John Kane-Berman says getting rid of President Zuma will be only half the battle won

You cannot be a supporter of the African National Congress (ANC) without favouring state capture any more than you could previously be a supporter of the National Party (NP) without being in favour of apartheid.

Even though a growing number of people in the African National Congress (ANC) as well as in the South African Communist Party (SACP) and the Congress of South African Trade Unions (Cosatu) are bewailing the goings-on between President Jacob Zuma and the Gupta family, one thing the two parties and their union allies have always had in common is commitment to bring about a National Democratic Revolution in South Africa.

Key components of this revolutionary agenda include deploying loyal party cadres to capture all centres of power. The policy has been zealously implemented ever since the ANC came to power. There has never been any secret about it.   

Few of the ANC and SACP supporters currently up in arms at the president's behaviour have ever objected to this policy of state capture. In their eyes, what Mr Zuma has done wrong is to abuse it. Instead of using it to commandeer the state to benefit his party and its communist and union allies, he has used it to enrich himself, his family, and their business associates, some resident in Saxonwold, others at the helm of one or another state-owned company.  

When the head of one such company, Eskom, used his position some years ago to secure funding for the ANC via Chancellor House, there was little objection from all those ANC luminaries now queuing up to save South Africa from Mr Zuma.

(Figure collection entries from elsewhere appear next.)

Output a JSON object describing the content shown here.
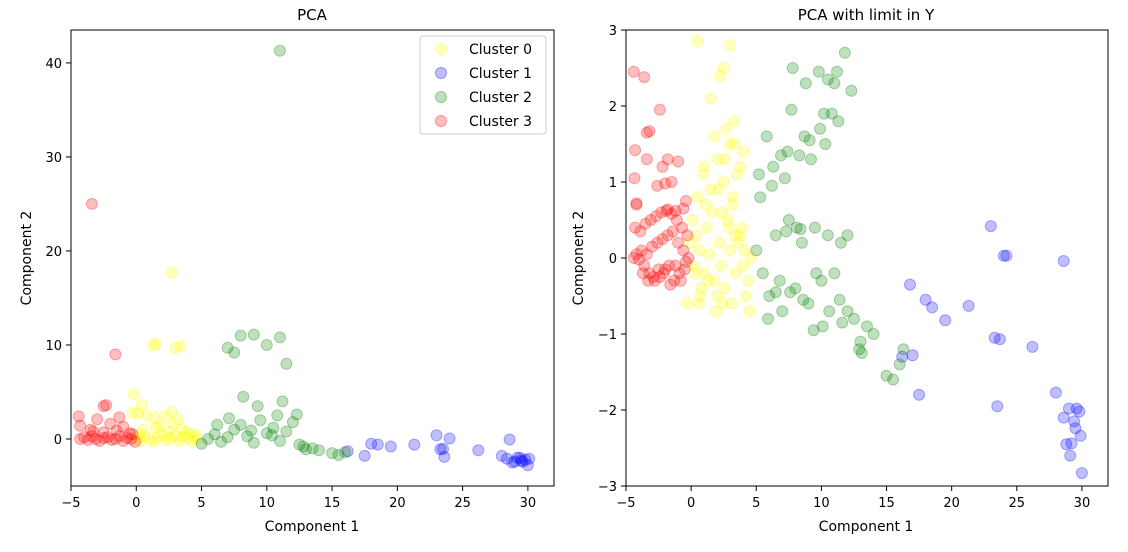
{
  "chart_data": [
    {
      "type": "scatter",
      "title": "PCA",
      "xlabel": "Component 1",
      "ylabel": "Component 2",
      "xlim": [
        -5,
        32
      ],
      "ylim": [
        -5,
        43.5
      ],
      "xticks": [
        -5,
        0,
        5,
        10,
        15,
        20,
        25,
        30
      ],
      "yticks": [
        0,
        10,
        20,
        30,
        40
      ],
      "grid": false,
      "legend": "top-right",
      "series": [
        {
          "name": "Cluster 0",
          "color": "#ffff00",
          "x": [
            0,
            0.3,
            0.6,
            1,
            1.3,
            1.6,
            2,
            2.3,
            2.6,
            3,
            3.3,
            3.6,
            4,
            4.3,
            4.6,
            0.5,
            1.5,
            2.5,
            3.5,
            4.2,
            0.2,
            1.8,
            2.8,
            3.8,
            -0.3,
            0.1,
            -0.2,
            0.4,
            0.8,
            1.4,
            2.2,
            2.7,
            3.2,
            1.3,
            3,
            1.5,
            2.7,
            3.4,
            4.6
          ],
          "y": [
            0.1,
            -0.2,
            0.3,
            0,
            -0.3,
            0.2,
            0.4,
            -0.1,
            0.1,
            0.3,
            -0.2,
            0.2,
            0.1,
            -0.3,
            0,
            1,
            1.2,
            0.8,
            1.1,
            0.6,
            0.5,
            1.4,
            1.6,
            0.7,
            2.8,
            2.7,
            4.8,
            3.6,
            2.5,
            2.2,
            2.4,
            2.9,
            2.1,
            10,
            9.7,
            10.1,
            17.7,
            9.9,
            0.4
          ]
        },
        {
          "name": "Cluster 1",
          "color": "#0000ff",
          "x": [
            16.2,
            17.5,
            18,
            18.5,
            19.5,
            21.3,
            23,
            23.3,
            23.6,
            24,
            23.5,
            26.2,
            28,
            28.4,
            28.6,
            29,
            29.2,
            29.5,
            29.8,
            30,
            29.4,
            28.8,
            30.1,
            29.6
          ],
          "y": [
            -1.3,
            -1.8,
            -0.5,
            -0.6,
            -0.8,
            -0.6,
            0.4,
            -1.1,
            -1.9,
            0.05,
            -1.05,
            -1.2,
            -1.8,
            -2.1,
            -0.05,
            -2.4,
            -2,
            -2.3,
            -2.2,
            -2.8,
            -2,
            -2.5,
            -2.1,
            -2.4
          ]
        },
        {
          "name": "Cluster 2",
          "color": "#008000",
          "x": [
            5,
            5.5,
            6,
            6.5,
            7,
            7.5,
            8,
            8.5,
            9,
            9.5,
            10,
            10.5,
            11,
            11.5,
            12,
            12.5,
            13,
            14,
            15,
            15.5,
            16,
            7,
            7.5,
            8,
            9,
            10,
            11,
            11.5,
            8.2,
            9.3,
            11.2,
            10.8,
            12.3,
            7.1,
            6.2,
            8.8,
            10.4,
            12.8,
            13.5
          ],
          "y": [
            -0.5,
            0,
            0.5,
            -0.3,
            0.2,
            1,
            1.5,
            0.3,
            -0.4,
            2,
            0.6,
            1.2,
            -0.2,
            0.8,
            1.8,
            -0.6,
            -1.1,
            -1.2,
            -1.5,
            -1.7,
            -1.4,
            9.7,
            9.2,
            11,
            11.1,
            10,
            10.8,
            8,
            4.5,
            3.5,
            4,
            2.5,
            2.6,
            2.2,
            1.5,
            0.9,
            0.4,
            -0.8,
            -1
          ],
          "x2": [
            11
          ],
          "y2": [
            41.3
          ]
        },
        {
          "name": "Cluster 3",
          "color": "#ff0000",
          "x": [
            -4.3,
            -4,
            -3.7,
            -3.4,
            -3.1,
            -2.8,
            -2.5,
            -2.2,
            -1.9,
            -1.6,
            -1.3,
            -1,
            -0.7,
            -0.4,
            -0.1,
            -3.5,
            -2.5,
            -1.5,
            -0.5,
            -4.4,
            -3,
            -2,
            -1,
            -4.3,
            -3.3,
            -2.3,
            -1.3,
            -0.3,
            -2.5,
            -1.6,
            -3.4
          ],
          "y": [
            0,
            0.2,
            -0.1,
            0.3,
            0,
            -0.2,
            0.1,
            0.2,
            -0.1,
            0,
            0.3,
            -0.2,
            0.1,
            0,
            -0.3,
            1,
            0.7,
            0.9,
            0.6,
            2.4,
            2.1,
            1.6,
            1.3,
            1.4,
            0.8,
            3.6,
            2.3,
            0.5,
            3.5,
            9,
            25
          ]
        }
      ]
    },
    {
      "type": "scatter",
      "title": "PCA with limit in Y",
      "xlabel": "Component 1",
      "ylabel": "Component 2",
      "xlim": [
        -5,
        32
      ],
      "ylim": [
        -3,
        3
      ],
      "xticks": [
        -5,
        0,
        5,
        10,
        15,
        20,
        25,
        30
      ],
      "yticks": [
        -3,
        -2,
        -1,
        0,
        1,
        2,
        3
      ],
      "ytick_labels": [
        "−3",
        "−2",
        "−1",
        "0",
        "1",
        "2",
        "3"
      ],
      "xtick_labels": [
        "−5",
        "0",
        "5",
        "10",
        "15",
        "20",
        "25",
        "30"
      ],
      "grid": false,
      "legend": "none",
      "series": [
        {
          "name": "Cluster 0",
          "color": "#ffff00",
          "x": [
            0.2,
            0.6,
            1,
            1.4,
            1.8,
            2.2,
            2.6,
            3,
            3.4,
            3.8,
            4.2,
            4.6,
            0.4,
            1.2,
            2,
            2.8,
            3.6,
            4.4,
            0.8,
            1.6,
            2.4,
            3.2,
            4,
            0.5,
            1.5,
            2.5,
            3.5,
            1,
            2,
            3,
            4,
            1.8,
            2.7,
            3.3,
            0.3,
            0.7,
            1.3,
            2.3,
            3.1,
            3.9,
            0.1,
            1.1,
            2.1,
            3.2,
            4.1,
            -0.1,
            0.9,
            2.6,
            3.3,
            2.5,
            3,
            1.5,
            2.2,
            3.8,
            4.5,
            0.6,
            1.9,
            0.5,
            2.4,
            3.4,
            -0.3,
            2.9
          ],
          "y": [
            -0.1,
            0.1,
            -0.2,
            0.05,
            -0.3,
            0.2,
            -0.4,
            0.1,
            -0.2,
            0.3,
            -0.5,
            0,
            0.3,
            0.4,
            -0.5,
            0.5,
            0.2,
            -0.3,
            -0.4,
            0.6,
            -0.6,
            0.7,
            -0.1,
            0.8,
            0.9,
            1,
            1.1,
            1.2,
            1.3,
            1.5,
            1.4,
            1.6,
            1.7,
            1.8,
            -0.2,
            -0.5,
            -0.3,
            -0.1,
            -0.6,
            0.4,
            0.5,
            0.7,
            0.9,
            0.8,
            0.1,
            0.2,
            1.1,
            1.3,
            1.5,
            2.5,
            2.8,
            2.1,
            2.4,
            1.2,
            -0.7,
            -0.6,
            -0.7,
            2.85,
            0.6,
            0.3,
            -0.6,
            0.4
          ]
        },
        {
          "name": "Cluster 1",
          "color": "#0000ff",
          "x": [
            16.2,
            16.8,
            17,
            17.5,
            18,
            18.5,
            19.5,
            21.3,
            23,
            23.3,
            23.5,
            23.7,
            24,
            24.2,
            26.2,
            28,
            28.6,
            28.6,
            29,
            29.2,
            29.4,
            29.8,
            30,
            29.5,
            29.1,
            29.9,
            29.6,
            28.8
          ],
          "y": [
            -1.3,
            -0.35,
            -1.28,
            -1.8,
            -0.55,
            -0.65,
            -0.82,
            -0.63,
            0.42,
            -1.05,
            -1.95,
            -1.07,
            0.03,
            0.03,
            -1.17,
            -1.77,
            -0.04,
            -2.1,
            -1.98,
            -2.44,
            -2.15,
            -2.02,
            -2.83,
            -2.24,
            -2.6,
            -2.34,
            -1.98,
            -2.45
          ]
        },
        {
          "name": "Cluster 2",
          "color": "#008000",
          "x": [
            5,
            5.5,
            6,
            6.5,
            7,
            7.5,
            8,
            8.5,
            9,
            9.5,
            10,
            10.5,
            11,
            11.5,
            12,
            12.5,
            13,
            13.5,
            14,
            15,
            15.5,
            16,
            16.3,
            5.3,
            6.2,
            7.2,
            8.3,
            9.2,
            10.3,
            11.3,
            12.3,
            7.8,
            8.8,
            9.8,
            10.8,
            11.8,
            6.8,
            7.6,
            8.6,
            9.6,
            10.6,
            11.6,
            12,
            10.5,
            11,
            11.2,
            10.2,
            9.9,
            9.1,
            8.7,
            7.7,
            7.4,
            6.9,
            6.3,
            5.8,
            5.2,
            9.4,
            10.1,
            11.4,
            12.9,
            13.1,
            7.3,
            8.1,
            8.4,
            6.5,
            5.9
          ],
          "y": [
            0.1,
            -0.2,
            -0.5,
            0.3,
            -0.7,
            0.5,
            -0.4,
            0.2,
            -0.6,
            0.4,
            -0.3,
            0.3,
            -0.2,
            0.2,
            -0.7,
            -0.8,
            -1.1,
            -0.9,
            -1,
            -1.55,
            -1.6,
            -1.4,
            -1.2,
            0.8,
            0.95,
            1.05,
            1.35,
            1.3,
            1.5,
            1.8,
            2.2,
            2.5,
            2.3,
            2.45,
            1.9,
            2.7,
            -0.3,
            -0.45,
            -0.55,
            -0.2,
            -0.7,
            -0.85,
            0.3,
            2.35,
            2.3,
            2.45,
            1.9,
            1.7,
            1.55,
            1.6,
            1.95,
            1.4,
            1.35,
            1.2,
            1.6,
            1.1,
            -0.95,
            -0.9,
            -0.55,
            -1.2,
            -1.25,
            0.35,
            0.4,
            0.38,
            -0.45,
            -0.8
          ]
        },
        {
          "name": "Cluster 3",
          "color": "#ff0000",
          "x": [
            -4.4,
            -4.2,
            -4,
            -3.8,
            -3.6,
            -3.4,
            -3.2,
            -3,
            -2.8,
            -2.6,
            -2.4,
            -2.2,
            -2,
            -1.8,
            -1.6,
            -1.4,
            -1.2,
            -1,
            -0.8,
            -0.6,
            -0.4,
            -0.2,
            -4.3,
            -3.9,
            -3.5,
            -3.1,
            -2.7,
            -2.3,
            -1.9,
            -1.5,
            -1.1,
            -0.7,
            -0.3,
            -3.7,
            -3.3,
            -2.9,
            -2.5,
            -2.1,
            -1.7,
            -1.3,
            -0.9,
            -0.5,
            -4.2,
            -2.6,
            -2.2,
            -1.8,
            -3.4,
            -4.35,
            -4.3,
            -4.4,
            -3.6,
            -3.2,
            -3.4,
            -2.4,
            -2,
            -1.5,
            -1,
            -0.4,
            -4.2,
            -1.8,
            -1.2,
            -0.6
          ],
          "y": [
            0,
            0.05,
            -0.02,
            0.1,
            -0.1,
            0.05,
            -0.2,
            0.15,
            -0.3,
            0.2,
            -0.25,
            0.25,
            -0.15,
            0.3,
            -0.35,
            0.35,
            -0.1,
            0.2,
            -0.3,
            0.1,
            -0.05,
            0,
            0.4,
            0.35,
            0.45,
            0.5,
            0.55,
            0.6,
            0.62,
            0.58,
            0.5,
            0.4,
            0.3,
            -0.2,
            -0.3,
            -0.25,
            -0.15,
            -0.2,
            -0.1,
            -0.3,
            -0.2,
            -0.15,
            0.7,
            0.95,
            1.2,
            1.3,
            1.65,
            1.05,
            1.42,
            2.45,
            2.38,
            1.67,
            1.3,
            1.95,
            0.98,
            1.0,
            1.27,
            0.75,
            0.72,
            0.64,
            0.62,
            0.65
          ]
        }
      ]
    }
  ]
}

Nor had very many of them objected when President Thabo Mbeki and the then speaker of the National Assembly, Frene Ginwala, torpedoed the investigation by the parliamentary standing committee on public accounts (Scopa) into the R47 million arms deal out of which the charges now facing Mr Zuma arise. Mr Zuma's never-ending attempts to thwart investigations into his behaviour merely echo a precedent set 17 years ago by the ANC and its obedient parliamentary caucus.

One of those now in revolt against Mr Zuma is a former ANC secretary general, Cheryl Carolus. She says she will not "forgive" him for allowing "tsotsis" to capture the ANC and the country. Yes, but if she and others succeed in getting rid of Mr Zuma, what then? Will it be back to business as usual for the benefit of the party instead of for Mr Zuma and his associates?

Or will Ms Carolus and the others now in revolt against Mr Zuma insist that the ANC disband all its deployment committees? Will they demand that the public service is no longer viewed as a centre of power to be captured via cadre deployment? Will public servants be told to do their constitutional duties instead of their revolutionary ones?   

One of those in revolt against Mr Zuma, Sipho Pityana, chairman of AngloGold Ashanti, recently said that deployment had become "vulgarised and used as a blunt instrument to bring in people who do not have any prospect of making a positive impact". Reuel Khosa, former chairman of Nedbank, went much further. "Our governing bureaucracy," he said, "is replete with [deployed] people clogging the system, squatting like parasites, and feeding the corruption monster. Deployment is the arch enemy of employment based on meritocracy and runs counter to good governance and ethical leadership."  

To hear anyone in business criticising cadre deployment is as rare as it is refreshing. Whether or not he serves out his term of office, replacing Mr Zuma with someone more ethical will be a great step forward for the country. But it will be only half the battle won. The real prize will be to get rid of the entire revolutionary ideology that drives the ANC and its allies and enables them to batten upon the state.       

* John Kane-Berman is a policy fellow at the Institute of Race Relations (IRR), a think-tank promoting political and economic freedom.